Are delphi variables initialized with a value by default?
Solution 1:
Yes, this is the documented behaviour:
Object fields are always initialized to 0, 0.0, '', False, nil or whatever applies.
Global variables are always initialized to 0 etc as well;
Local reference-counted* variables are always initialized to nil or '';
Local non reference-counted* variables are uninitialized so you have to assign a value before you can use them.

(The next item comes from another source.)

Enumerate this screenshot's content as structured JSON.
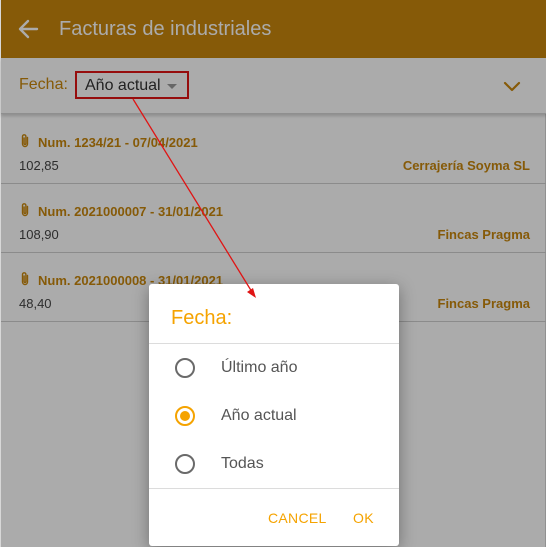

I remember that Barry Kelly somewhere wrote a definition for "reference-counted", but cannot find it any more, so this should do in the meantime:
reference-counted == that are reference-counted themselves, or directly or indirectly contain fields (for records) or elements (for arrays) that are reference-counted like:
string, variant, interface
or dynamic array or static array containing such types.
Notes:
-
record
itself is not enough to become reference-counted - I have not tried this with generics yet
Solution 2:
Global variables that don't have an explicit initializer are allocated in the BSS section in the executable. They don't actually take up any space in the EXE; the BSS section is a special section that the OS allocates and clears to zero. On other operating systems, there are similar mechanisms.
You can depend on global variables being zero-initialized.
Solution 3:
Class fields are default zero. This is documented so you can rely on it. Local stack varaiables are undefined unless string or interface, these are set to zero.